The remaining issues, on which most of the Republican ads focused, are the so-called “woke” “progressive” issues (that Sanders and the other “democratic socialists” tend to espouse). Kamala Harris never called to “defund the police” (she had been previously a prosecutor, District Attorney and California’s Attorney General); she never chanted “from the River to the Sea”, and instead advocated a two-State solution for Israel and Palestine; she never used the term “LatinX”; as far as I know never expressed a position on sex change operations for minors (Biden came out against them) or transgender athletic participation; and she was not in favor of “open borders”. Final statistics are not yet out, but it appears that the Biden administration will have deported more people (2 million) than Trump did in his first period (1.5 million); Obama deported 4.8 million in his two periods. The Biden administration toughened the border policy this year, and unauthorized border crossings fell, but perhaps it was too little too late.

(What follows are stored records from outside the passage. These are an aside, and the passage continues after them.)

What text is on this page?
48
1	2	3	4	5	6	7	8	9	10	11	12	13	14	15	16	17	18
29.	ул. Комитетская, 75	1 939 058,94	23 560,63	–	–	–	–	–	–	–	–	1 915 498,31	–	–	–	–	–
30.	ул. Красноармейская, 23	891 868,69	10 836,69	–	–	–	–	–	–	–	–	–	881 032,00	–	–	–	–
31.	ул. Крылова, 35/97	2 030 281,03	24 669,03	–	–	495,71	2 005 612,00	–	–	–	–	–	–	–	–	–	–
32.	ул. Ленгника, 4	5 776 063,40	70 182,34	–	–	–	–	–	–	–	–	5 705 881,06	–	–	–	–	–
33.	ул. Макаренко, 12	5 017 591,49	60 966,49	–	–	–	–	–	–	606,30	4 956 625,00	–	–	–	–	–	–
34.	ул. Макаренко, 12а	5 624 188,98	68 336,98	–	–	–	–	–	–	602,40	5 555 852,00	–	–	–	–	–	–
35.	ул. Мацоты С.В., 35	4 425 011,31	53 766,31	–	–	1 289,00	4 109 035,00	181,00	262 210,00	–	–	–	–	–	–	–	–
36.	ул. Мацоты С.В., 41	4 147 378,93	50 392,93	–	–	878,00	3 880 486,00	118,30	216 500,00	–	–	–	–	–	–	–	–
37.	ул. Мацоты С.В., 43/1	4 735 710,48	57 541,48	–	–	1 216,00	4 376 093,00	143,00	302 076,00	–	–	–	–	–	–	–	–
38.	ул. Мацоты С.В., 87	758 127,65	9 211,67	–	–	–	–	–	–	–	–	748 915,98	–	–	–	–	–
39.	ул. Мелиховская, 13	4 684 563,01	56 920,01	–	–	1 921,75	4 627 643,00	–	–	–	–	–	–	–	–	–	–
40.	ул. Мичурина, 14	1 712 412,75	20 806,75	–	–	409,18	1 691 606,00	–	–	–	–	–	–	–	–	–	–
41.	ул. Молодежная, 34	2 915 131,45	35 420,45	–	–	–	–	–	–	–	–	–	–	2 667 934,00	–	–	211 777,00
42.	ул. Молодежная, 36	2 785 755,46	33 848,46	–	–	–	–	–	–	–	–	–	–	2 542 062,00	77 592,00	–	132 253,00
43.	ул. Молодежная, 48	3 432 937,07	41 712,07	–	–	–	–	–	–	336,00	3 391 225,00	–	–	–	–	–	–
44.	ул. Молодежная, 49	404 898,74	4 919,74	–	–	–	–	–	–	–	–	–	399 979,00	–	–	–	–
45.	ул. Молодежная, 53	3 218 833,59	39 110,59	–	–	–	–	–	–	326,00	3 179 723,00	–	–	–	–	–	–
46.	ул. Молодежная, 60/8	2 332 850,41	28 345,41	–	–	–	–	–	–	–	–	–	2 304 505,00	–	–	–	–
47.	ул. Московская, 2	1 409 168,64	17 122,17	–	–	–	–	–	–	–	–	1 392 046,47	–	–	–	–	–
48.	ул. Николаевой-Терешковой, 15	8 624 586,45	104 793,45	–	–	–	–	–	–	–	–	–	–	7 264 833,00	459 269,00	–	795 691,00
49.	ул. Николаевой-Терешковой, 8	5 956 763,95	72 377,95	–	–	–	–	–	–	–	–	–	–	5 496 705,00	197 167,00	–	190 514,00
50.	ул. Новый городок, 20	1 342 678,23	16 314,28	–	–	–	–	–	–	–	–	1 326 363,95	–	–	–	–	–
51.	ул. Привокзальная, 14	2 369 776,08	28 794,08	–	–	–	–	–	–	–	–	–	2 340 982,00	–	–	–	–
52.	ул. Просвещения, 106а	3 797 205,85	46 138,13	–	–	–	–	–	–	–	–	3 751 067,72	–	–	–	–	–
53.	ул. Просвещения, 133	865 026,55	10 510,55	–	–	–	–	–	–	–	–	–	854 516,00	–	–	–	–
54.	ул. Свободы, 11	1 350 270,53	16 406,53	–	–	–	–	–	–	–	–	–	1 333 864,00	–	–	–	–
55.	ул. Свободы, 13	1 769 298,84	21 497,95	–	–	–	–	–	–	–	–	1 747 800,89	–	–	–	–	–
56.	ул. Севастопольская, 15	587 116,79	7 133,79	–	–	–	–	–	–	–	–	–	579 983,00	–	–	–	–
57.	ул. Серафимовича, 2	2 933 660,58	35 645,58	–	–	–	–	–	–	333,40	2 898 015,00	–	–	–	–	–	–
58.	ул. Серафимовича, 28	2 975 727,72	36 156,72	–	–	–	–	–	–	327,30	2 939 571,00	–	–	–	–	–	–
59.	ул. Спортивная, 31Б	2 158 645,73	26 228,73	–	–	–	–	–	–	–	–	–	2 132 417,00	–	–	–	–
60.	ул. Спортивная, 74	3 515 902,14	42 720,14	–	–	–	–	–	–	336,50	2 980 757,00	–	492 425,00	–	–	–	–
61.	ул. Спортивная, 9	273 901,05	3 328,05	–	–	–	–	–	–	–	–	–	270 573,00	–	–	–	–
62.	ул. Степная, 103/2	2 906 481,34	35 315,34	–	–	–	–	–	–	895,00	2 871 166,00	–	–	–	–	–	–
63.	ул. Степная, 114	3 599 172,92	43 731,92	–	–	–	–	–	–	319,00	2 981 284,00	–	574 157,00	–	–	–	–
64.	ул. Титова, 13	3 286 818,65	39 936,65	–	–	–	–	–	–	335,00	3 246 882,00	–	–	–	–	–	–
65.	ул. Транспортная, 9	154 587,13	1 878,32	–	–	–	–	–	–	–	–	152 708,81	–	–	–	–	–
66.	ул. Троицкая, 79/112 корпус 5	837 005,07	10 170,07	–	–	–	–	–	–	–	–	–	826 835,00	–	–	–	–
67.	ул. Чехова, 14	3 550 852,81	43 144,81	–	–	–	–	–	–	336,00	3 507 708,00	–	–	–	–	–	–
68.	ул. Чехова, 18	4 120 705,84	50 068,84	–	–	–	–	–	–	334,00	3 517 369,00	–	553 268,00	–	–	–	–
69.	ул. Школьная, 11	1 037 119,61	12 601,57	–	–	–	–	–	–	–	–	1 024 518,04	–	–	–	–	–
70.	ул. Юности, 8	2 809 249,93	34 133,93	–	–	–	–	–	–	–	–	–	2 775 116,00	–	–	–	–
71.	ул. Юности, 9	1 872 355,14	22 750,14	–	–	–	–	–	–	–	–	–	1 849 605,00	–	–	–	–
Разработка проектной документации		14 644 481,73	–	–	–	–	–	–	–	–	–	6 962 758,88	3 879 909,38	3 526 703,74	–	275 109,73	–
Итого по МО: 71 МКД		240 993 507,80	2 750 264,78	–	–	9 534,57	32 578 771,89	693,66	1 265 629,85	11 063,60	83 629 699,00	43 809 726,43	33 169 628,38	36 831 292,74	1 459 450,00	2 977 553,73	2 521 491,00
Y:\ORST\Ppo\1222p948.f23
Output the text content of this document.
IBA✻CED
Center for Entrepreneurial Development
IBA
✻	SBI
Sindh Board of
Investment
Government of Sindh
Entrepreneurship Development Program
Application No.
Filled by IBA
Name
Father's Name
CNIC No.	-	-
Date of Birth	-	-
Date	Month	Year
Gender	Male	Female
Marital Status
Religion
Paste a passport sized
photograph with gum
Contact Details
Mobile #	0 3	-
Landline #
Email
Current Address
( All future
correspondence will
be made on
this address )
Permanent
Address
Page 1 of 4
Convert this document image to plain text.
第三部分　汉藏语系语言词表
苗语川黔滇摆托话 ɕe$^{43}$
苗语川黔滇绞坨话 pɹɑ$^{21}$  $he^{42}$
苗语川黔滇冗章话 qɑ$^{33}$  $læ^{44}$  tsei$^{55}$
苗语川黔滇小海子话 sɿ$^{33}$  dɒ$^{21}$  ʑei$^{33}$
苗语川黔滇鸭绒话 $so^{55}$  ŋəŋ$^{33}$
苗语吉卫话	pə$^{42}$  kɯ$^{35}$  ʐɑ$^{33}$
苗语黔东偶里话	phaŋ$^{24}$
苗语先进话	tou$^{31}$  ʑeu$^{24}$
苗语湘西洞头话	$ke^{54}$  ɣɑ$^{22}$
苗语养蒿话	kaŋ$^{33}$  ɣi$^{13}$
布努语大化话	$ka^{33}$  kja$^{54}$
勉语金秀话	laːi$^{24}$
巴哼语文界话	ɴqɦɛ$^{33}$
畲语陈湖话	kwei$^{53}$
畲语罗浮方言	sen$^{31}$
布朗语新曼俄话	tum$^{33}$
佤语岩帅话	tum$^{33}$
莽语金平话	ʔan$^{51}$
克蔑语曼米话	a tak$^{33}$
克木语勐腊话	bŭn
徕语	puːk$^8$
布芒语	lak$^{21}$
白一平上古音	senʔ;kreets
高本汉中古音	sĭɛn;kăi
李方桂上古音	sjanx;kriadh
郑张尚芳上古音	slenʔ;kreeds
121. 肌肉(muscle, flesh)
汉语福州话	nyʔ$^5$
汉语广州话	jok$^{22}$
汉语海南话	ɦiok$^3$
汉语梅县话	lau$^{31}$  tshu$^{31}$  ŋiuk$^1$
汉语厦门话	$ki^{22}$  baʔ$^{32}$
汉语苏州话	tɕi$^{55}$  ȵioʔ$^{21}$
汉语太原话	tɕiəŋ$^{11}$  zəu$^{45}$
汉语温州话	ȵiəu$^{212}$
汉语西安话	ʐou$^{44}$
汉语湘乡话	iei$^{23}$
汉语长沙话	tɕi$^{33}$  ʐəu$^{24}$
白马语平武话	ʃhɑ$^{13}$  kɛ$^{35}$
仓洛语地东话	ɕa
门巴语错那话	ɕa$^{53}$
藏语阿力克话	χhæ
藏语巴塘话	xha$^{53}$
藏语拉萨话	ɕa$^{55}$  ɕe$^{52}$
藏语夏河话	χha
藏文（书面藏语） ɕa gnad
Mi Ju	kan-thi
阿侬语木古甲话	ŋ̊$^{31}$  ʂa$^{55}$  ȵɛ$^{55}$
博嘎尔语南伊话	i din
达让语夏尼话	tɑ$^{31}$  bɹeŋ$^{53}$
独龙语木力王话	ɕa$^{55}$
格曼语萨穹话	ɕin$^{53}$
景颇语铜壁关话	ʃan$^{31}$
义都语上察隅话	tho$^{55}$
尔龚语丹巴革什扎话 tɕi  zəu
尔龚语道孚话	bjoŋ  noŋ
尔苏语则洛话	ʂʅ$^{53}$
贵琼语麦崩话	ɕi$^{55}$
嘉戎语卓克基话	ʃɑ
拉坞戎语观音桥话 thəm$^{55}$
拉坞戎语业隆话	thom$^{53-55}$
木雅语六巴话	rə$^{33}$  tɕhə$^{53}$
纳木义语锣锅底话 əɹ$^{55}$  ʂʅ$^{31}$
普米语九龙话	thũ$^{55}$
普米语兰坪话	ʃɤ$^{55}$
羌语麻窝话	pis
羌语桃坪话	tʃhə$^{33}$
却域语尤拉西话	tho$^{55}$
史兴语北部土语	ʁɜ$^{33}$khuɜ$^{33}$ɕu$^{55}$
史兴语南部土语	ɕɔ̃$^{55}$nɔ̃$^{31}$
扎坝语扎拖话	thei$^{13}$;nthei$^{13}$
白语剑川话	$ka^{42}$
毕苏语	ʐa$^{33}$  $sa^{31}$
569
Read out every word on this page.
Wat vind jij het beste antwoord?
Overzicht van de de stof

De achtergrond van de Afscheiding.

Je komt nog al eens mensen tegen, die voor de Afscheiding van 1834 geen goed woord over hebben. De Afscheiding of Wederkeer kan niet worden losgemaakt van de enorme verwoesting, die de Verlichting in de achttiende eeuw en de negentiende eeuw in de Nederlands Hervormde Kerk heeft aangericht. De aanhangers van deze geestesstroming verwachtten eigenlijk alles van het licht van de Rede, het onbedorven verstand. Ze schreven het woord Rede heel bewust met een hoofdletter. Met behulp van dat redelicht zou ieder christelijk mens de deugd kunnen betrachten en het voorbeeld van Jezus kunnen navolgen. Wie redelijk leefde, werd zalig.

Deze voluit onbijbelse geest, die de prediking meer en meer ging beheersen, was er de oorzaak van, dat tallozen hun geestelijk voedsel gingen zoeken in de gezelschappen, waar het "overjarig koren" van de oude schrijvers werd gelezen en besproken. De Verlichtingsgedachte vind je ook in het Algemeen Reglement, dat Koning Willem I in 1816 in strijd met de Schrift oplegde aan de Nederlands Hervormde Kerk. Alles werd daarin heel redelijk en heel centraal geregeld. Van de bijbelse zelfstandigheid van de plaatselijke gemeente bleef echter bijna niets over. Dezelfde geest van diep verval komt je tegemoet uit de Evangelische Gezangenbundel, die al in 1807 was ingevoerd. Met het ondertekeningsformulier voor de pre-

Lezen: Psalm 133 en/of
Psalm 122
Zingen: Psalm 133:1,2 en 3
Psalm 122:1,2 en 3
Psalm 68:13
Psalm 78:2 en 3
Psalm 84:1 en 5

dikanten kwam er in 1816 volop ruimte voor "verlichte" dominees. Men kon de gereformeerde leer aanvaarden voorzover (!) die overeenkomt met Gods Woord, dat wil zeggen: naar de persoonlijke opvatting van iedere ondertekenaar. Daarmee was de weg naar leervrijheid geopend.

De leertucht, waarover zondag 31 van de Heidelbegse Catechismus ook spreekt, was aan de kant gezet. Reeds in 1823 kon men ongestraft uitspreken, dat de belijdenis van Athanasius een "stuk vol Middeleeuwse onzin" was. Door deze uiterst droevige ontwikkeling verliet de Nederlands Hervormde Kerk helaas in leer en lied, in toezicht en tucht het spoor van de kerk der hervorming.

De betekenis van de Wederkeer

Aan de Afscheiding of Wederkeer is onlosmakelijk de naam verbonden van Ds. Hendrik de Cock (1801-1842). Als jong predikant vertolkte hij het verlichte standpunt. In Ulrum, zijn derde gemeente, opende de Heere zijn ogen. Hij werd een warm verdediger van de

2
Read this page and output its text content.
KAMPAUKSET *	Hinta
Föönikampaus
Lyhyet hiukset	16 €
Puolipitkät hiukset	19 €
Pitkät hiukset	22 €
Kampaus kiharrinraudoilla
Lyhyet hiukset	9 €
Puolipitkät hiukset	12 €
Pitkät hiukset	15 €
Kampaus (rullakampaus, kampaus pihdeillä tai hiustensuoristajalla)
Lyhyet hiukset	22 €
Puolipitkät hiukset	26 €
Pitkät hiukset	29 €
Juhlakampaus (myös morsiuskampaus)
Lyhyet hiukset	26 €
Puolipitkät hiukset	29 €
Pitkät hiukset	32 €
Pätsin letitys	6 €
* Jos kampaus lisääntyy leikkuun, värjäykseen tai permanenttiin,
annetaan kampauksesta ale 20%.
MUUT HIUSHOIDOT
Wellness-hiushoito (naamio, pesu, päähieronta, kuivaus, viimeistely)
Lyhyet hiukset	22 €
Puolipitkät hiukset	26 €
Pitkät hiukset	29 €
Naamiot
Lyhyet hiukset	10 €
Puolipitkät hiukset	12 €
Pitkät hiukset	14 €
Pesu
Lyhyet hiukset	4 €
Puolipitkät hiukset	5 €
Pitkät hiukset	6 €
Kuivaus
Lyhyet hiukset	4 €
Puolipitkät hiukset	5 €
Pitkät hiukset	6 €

Perhaps Kamala Harris failed in not speaking out more forcefully about her proposal to increase the minimum wage; the strong bipartisan border bill that Trump ordered Republicans to kill; the efforts being made to reduce illegal border crossings. I would imagine that future Democratic Presidential candidates will advocate more CENTRIST positions on cultural wedge issues (and definitely not more leftist positions, as Sanders and the Squad advocate).
The two main long-term negative impacts of Trump’s election will be:
a) Supreme Court (he will likely replace Thomas and Alito, giving the 6-3 Republican majority another 30 years of life); and if Justice Sotomayor were to become ill, could even reach a 7-2 majority (many of us begged Sotomayor to step down earlier this year).
b) Climate Change. He may pull out of the Paris Agreement again (unless his new BFF Musk convinces him otherwise). He will likely end subsidies for electric vehicles (unless Musk convinces him otherwise). He will probably reduce incentives for renewable energy generation (although the falling costs make solar and wind energy the most cost-effective).
The vast majority of the American people will be negatively affected by Trump’s policies, so I would expect the House to strongly go back in the Democrats direction in 2026 (and possibly the Senate too); and the Democrats will win the Presidency in 2028, assuming Trump doesn’t fulfill his dictatorial dreams.
Many people will suffer, especially immigrants, the LGBTQ community, women, seniors, low-income people, people with pre-existing conditions, Muslims, other minorities. But we will survive.